UltraTech Cement’s acquisition of 21.2 million tonnes per annum (mtpa) cement plants of Jaiprakash Associates (JP) at an enterprise value (EV) of Rs 16,189 crore saw the stock correct one per cent on Tuesday, but the deal has many long-term benefits.
In pursuit of its leadership position, UltraTech came one more step closer to achieving 90 mt capacity with this acquisition. UltraTech’s board, in continuation of its agreement signed on March 31, 2016, approved the acquisition on Monday. Although the EV has gone up by Rs 300 crore to Rs 15,900 crore mentioned at the time of signing the agreement, it is believed to be on the back of resolution of environmental issues at one of JP’s plants and clarity on the transfer of captive limestone mines to UltraTech.
The Union Cabinet had approved amendments to the Mining bill (MMRDA Act), which now allows for the transfer of limestone assets associated with the plants. Earlier, transfer of mines was not allowed and auctions were the only viable route to acquire mines. Nevertheless, the increase in amount is not big to alter the deal valuations significantly.
The UltraTech stock hit 52-week high of Rs 3,600 on Tuesday before closing at Rs 3,371 as broader markets also trended down. The deal is likely to be completed in a year’s time, boosting UltraTech’s cement capacity to 91.1 mt and strengthening its presence in Central India.
About 50 per cent (11.4 mt) of the capacities being acquired are in Satna cluster of Madhya Pradesh where UltraTech has limited presence currently. Further, the other capacities being acquired in eastern UP, Himachal Pradesh, Uttarakhand and coastal Andhra Pradesh will also help UltraTech gain mileage in the North and Southern parts of India, leading to market share gains. Analysts point out that UltraTech will see significant reduction in transportation costs, too.
However, the deal can be earnings per share (EPS) dilutive in the interim. The acquired cement capacities will generate earnings before interest, taxes, depreciation and amortisation (Ebitda) per tonne of Rs 700 in FY18 according to Edelweiss, which is lower than UltraTech’s current Ebitda per tonne of above Rs 900. However, the profitability can improve thereafter through economies of scale and cost rationalisation.
For JP group, which has around Rs 65,000 crore of consolidated debt, the asset sale will help it pare about 25 per cent of the leverage.
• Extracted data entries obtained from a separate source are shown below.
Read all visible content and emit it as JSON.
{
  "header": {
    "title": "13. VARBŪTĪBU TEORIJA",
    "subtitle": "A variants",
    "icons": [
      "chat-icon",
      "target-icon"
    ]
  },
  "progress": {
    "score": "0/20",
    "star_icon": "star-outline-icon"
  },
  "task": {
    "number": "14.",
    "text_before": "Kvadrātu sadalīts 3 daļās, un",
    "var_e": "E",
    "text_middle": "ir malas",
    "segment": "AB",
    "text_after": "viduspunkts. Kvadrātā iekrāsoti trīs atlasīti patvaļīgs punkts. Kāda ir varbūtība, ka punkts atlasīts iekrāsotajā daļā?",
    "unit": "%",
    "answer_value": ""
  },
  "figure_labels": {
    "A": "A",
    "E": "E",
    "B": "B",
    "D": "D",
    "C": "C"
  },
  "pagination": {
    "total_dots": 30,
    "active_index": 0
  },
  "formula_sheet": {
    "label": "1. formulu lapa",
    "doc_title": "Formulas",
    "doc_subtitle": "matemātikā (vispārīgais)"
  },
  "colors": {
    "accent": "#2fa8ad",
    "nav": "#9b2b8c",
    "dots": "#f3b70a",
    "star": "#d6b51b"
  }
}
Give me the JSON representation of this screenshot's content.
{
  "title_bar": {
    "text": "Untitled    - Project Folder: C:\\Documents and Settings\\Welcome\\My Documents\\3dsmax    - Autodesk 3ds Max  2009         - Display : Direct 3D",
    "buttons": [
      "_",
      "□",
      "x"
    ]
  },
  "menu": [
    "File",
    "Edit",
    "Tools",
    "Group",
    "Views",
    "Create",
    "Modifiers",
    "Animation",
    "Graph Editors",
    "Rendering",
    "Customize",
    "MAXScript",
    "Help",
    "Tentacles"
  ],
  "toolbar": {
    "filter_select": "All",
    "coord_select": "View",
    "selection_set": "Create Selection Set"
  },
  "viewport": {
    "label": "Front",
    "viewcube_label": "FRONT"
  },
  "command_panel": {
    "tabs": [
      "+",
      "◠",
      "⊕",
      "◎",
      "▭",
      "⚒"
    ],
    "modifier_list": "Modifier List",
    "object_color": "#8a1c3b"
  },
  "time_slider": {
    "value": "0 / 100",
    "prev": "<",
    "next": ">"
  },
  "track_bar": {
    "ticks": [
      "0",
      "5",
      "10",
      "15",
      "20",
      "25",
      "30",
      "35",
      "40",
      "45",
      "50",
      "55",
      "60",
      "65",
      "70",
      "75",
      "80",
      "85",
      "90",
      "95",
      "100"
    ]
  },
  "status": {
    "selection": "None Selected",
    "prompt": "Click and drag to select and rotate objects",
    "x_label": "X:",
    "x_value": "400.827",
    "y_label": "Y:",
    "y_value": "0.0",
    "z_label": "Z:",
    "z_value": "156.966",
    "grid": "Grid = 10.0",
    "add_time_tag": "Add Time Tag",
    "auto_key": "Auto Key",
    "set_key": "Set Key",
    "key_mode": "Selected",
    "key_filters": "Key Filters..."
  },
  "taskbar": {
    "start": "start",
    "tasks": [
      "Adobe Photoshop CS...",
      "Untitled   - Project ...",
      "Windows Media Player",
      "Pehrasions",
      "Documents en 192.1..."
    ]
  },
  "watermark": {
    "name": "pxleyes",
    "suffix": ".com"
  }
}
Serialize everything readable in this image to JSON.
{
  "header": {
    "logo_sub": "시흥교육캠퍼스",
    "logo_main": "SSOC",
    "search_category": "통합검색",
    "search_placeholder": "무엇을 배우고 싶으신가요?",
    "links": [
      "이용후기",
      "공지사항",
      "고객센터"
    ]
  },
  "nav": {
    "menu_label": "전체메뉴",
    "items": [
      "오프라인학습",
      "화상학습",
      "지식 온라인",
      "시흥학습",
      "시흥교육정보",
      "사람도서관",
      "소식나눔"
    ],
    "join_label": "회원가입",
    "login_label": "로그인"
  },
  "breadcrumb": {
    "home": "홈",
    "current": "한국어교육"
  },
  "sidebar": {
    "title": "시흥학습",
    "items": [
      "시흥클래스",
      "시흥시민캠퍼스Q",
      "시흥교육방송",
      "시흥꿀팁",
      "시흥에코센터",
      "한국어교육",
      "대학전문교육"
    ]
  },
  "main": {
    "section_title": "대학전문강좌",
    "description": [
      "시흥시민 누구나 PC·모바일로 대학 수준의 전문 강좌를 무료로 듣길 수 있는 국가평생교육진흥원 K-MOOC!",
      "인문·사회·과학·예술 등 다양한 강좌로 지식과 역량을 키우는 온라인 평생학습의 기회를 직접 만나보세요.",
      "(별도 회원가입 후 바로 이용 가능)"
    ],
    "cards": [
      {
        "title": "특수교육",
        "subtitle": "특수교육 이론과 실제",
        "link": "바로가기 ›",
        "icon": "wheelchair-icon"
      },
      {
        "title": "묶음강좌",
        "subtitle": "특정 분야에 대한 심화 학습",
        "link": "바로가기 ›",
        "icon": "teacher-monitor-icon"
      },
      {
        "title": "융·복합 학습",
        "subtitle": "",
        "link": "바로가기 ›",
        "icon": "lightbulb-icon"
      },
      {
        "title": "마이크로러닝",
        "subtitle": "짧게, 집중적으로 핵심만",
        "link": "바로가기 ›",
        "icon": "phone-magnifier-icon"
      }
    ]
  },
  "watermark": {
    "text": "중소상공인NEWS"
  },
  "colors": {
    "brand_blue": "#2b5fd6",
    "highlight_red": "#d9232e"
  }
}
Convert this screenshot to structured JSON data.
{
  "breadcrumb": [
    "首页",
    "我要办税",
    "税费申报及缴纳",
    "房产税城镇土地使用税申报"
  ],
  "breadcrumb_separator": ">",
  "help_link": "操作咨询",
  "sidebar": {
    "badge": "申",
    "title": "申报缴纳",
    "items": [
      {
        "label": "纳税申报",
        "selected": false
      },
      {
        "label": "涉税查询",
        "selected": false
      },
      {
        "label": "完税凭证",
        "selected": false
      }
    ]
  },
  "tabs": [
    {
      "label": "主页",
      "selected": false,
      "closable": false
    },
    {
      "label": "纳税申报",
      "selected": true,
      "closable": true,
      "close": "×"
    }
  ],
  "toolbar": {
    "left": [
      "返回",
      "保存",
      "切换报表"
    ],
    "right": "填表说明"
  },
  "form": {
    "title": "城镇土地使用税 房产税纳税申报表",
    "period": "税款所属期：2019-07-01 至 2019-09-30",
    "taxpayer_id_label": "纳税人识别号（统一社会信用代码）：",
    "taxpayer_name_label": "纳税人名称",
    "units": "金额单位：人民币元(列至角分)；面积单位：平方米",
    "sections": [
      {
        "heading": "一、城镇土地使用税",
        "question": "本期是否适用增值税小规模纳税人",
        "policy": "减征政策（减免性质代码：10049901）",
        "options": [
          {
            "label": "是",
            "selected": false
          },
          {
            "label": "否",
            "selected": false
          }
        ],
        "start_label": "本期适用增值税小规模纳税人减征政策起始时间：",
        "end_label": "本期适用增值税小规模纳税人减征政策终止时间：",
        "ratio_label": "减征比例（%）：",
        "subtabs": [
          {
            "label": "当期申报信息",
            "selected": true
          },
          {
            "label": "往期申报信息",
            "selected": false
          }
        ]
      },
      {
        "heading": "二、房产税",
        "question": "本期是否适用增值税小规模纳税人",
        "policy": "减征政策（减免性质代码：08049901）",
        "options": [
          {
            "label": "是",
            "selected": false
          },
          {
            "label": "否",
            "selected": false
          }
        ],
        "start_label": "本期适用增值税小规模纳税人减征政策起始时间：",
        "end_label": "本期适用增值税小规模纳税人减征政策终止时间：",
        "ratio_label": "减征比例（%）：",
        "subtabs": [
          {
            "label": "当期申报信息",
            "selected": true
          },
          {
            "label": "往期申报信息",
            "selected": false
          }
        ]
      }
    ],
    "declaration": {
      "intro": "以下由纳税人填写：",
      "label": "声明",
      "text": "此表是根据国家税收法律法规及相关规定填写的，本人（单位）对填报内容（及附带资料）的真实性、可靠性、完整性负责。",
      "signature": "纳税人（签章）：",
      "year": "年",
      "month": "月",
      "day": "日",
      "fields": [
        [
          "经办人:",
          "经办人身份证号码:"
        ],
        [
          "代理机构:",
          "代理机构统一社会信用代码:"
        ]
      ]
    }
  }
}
The stock, after seeing lows of Rs 5.30 in June, has now more than doubled to Rs 11.62; it was up 28 per cent on Tuesday. However, JP will still be left with substantial outstanding debt. Though the company has more assets that it will be looking to liquidate and reduce debt, until further sales happen, it is still not out of the wood.
Even as the management claims major lenders will not to invoke strategic debt restructuring, a lot needs to be done for the Street’s sentiments to revive.
Also, the sale of assets will impact operating profits of the company. Since more profitable assets are being sold first, will the operating profits be able to meet interest costs on the remaining debt still needs to be seen, say analysts. JP had incurred losses at operating levels itself during March’16 quarter (standalone) and widening of net losses is also not a good sign.